The fund would probably buy the undeveloped resources that major mining companies are looking to sell, the people said, asking not to be identified before a public announcement. While the plans aren’t final, Davis and Reid would likely search for investors in emerging markets and the Middle East, they said.
The executives would join peers raking through the world’s unexploited mining assets. Bankers led by Lloyd Pengilly, formerly at JPMorgan Chase & Co., are also setting up a London-based fund with investors from countries including Poland and Qatar. That firm plans to invest mainly in African mining. An Xstrata official declined to comment on Davis and Reid’s plans.
The world’s largest mine operators are selling assets after a $1.1 trillion takeover binge in the past decade left producers including Anglo American Plc and Rio Tinto Group writing down valuations. Rio, the second-largest mining company, is seeking a buyer for its Canadian iron-ore operations, a person close to the matter said last week. It has already raised about $12 billion from divesting more than 20 projects.
Davis, 55, scheduled to leave Xstrata six months after the completion of the $35 billion takeover by Glencore, built the producer from a disparate collection of mostly South African coal-mining assets into one of the largest mining companies.
He was slated to become CEO of the merged group until Ivan Glasenberg, head of Glencore, increased the bid for Xstrata on condition Davis give up the top job.

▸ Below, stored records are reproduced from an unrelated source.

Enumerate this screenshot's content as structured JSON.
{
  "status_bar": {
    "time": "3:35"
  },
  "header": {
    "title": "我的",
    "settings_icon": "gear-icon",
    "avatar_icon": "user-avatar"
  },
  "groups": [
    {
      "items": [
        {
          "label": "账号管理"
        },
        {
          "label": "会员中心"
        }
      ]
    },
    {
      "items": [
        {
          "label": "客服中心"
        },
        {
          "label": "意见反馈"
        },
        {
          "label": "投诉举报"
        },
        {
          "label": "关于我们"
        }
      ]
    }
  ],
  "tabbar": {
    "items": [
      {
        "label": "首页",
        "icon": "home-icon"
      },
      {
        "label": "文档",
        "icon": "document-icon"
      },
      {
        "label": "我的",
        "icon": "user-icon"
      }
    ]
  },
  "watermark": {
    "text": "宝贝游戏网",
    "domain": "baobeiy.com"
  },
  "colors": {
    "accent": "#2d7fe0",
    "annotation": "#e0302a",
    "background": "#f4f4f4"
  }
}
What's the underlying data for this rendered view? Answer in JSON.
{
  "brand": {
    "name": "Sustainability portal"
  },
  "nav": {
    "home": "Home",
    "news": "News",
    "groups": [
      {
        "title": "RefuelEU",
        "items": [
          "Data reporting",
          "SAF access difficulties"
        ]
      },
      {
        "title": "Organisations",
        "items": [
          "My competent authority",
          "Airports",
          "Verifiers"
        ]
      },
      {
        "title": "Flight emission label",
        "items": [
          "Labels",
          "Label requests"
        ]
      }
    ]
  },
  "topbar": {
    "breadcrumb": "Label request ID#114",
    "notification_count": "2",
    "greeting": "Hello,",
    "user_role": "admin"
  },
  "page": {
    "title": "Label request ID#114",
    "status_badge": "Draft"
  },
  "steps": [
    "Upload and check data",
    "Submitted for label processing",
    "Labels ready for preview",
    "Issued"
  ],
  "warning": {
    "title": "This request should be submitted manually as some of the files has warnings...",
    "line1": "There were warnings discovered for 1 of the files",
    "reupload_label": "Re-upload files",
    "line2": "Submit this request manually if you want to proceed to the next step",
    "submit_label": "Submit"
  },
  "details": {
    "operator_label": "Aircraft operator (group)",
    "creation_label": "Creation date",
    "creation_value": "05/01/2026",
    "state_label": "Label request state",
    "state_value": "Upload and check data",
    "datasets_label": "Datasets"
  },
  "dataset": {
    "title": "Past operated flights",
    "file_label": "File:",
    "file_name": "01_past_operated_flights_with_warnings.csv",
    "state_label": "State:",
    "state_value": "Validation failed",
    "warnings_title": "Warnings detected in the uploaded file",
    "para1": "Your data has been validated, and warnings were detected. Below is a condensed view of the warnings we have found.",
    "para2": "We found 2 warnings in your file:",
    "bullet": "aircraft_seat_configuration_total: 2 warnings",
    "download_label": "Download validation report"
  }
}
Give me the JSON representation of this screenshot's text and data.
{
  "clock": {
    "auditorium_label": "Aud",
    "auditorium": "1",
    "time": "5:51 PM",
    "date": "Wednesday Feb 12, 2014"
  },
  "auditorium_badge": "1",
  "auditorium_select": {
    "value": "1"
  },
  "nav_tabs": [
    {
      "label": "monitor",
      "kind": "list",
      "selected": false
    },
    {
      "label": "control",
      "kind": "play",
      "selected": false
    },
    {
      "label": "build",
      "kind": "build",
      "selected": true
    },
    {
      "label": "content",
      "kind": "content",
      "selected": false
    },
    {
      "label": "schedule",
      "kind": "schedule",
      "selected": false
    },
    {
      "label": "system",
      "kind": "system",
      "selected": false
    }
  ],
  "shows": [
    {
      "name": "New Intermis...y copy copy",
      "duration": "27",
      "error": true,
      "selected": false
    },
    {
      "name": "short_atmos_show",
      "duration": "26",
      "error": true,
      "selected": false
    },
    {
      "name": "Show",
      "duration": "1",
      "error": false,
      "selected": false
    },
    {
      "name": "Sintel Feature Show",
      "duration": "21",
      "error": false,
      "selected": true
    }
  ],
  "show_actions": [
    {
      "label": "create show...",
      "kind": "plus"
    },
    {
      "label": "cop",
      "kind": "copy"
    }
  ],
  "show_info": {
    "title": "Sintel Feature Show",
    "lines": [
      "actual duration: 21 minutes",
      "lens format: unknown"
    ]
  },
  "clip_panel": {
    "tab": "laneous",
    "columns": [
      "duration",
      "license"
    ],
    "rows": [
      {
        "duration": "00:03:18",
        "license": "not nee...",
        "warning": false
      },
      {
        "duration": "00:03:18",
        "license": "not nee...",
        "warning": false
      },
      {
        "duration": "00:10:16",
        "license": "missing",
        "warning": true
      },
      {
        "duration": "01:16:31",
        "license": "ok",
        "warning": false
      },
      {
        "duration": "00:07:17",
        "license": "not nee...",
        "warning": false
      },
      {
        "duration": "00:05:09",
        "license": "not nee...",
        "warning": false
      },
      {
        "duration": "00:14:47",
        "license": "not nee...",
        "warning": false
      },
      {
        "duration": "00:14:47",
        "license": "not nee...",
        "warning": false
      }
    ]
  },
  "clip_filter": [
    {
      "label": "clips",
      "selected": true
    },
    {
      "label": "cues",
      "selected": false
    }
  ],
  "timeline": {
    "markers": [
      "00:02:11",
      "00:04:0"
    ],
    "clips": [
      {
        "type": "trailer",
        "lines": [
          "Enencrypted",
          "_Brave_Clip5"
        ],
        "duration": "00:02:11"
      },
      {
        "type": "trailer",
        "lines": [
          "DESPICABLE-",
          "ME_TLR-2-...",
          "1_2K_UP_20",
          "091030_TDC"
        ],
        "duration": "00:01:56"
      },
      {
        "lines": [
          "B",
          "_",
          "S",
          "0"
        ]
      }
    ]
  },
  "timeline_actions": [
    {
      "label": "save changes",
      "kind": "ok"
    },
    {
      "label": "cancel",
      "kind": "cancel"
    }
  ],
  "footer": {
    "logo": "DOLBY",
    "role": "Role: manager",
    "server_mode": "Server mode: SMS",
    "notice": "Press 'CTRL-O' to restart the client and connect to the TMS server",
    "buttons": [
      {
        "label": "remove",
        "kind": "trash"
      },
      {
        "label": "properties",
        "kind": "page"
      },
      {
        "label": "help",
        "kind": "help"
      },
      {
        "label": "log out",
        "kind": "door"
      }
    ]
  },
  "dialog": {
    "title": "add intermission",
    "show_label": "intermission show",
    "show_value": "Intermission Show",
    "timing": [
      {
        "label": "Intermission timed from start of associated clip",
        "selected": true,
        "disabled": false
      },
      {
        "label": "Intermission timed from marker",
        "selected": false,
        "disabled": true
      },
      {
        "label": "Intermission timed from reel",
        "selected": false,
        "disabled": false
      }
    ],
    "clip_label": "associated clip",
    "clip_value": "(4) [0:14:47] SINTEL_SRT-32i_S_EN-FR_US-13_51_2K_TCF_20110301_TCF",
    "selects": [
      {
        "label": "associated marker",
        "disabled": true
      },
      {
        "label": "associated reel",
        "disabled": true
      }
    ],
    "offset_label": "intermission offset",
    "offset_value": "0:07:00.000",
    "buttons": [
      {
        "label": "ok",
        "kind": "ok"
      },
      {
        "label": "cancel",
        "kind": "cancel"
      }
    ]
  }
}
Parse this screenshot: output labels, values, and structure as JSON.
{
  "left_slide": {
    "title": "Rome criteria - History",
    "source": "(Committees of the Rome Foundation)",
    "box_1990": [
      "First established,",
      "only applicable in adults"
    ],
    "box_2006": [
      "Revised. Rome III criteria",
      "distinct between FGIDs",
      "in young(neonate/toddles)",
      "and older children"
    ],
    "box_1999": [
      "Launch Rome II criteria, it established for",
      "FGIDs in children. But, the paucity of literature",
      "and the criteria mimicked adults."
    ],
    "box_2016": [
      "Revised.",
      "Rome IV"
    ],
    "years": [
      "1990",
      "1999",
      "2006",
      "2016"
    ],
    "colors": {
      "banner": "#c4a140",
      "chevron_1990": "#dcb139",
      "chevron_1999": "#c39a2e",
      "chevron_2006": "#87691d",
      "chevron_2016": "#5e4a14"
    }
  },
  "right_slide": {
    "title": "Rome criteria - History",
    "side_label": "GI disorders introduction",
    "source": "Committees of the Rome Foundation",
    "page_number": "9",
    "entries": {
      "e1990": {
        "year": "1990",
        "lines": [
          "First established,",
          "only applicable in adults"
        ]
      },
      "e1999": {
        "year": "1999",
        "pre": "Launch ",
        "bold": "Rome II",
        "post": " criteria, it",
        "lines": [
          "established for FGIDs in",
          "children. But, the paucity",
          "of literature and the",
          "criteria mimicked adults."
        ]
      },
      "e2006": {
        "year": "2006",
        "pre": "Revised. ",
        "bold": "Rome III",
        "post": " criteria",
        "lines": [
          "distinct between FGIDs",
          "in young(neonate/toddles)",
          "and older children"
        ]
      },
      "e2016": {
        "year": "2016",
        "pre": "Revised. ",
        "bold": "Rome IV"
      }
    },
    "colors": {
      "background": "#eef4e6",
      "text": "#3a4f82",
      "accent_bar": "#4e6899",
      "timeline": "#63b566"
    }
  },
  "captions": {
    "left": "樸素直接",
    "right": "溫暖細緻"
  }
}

That followed an investor revolt over bonus payments planned for managers including Davis.
Davis, who hands over to Glasenberg after the six months, will get his contractual termination fee of 9.6 million pounds ($14 million) without any retention bonus, according to Xstrata. In contrast, Glasenberg, 56, will get $173 million in dividend payments from Glencore’s 2012 earnings for his 16 percent stake.
Reid on Dec. 4 decided against remaining as CFO at the merged company after the shareholders rejected paying a total of 144 million pounds of bonuses to managers to spur them to stay.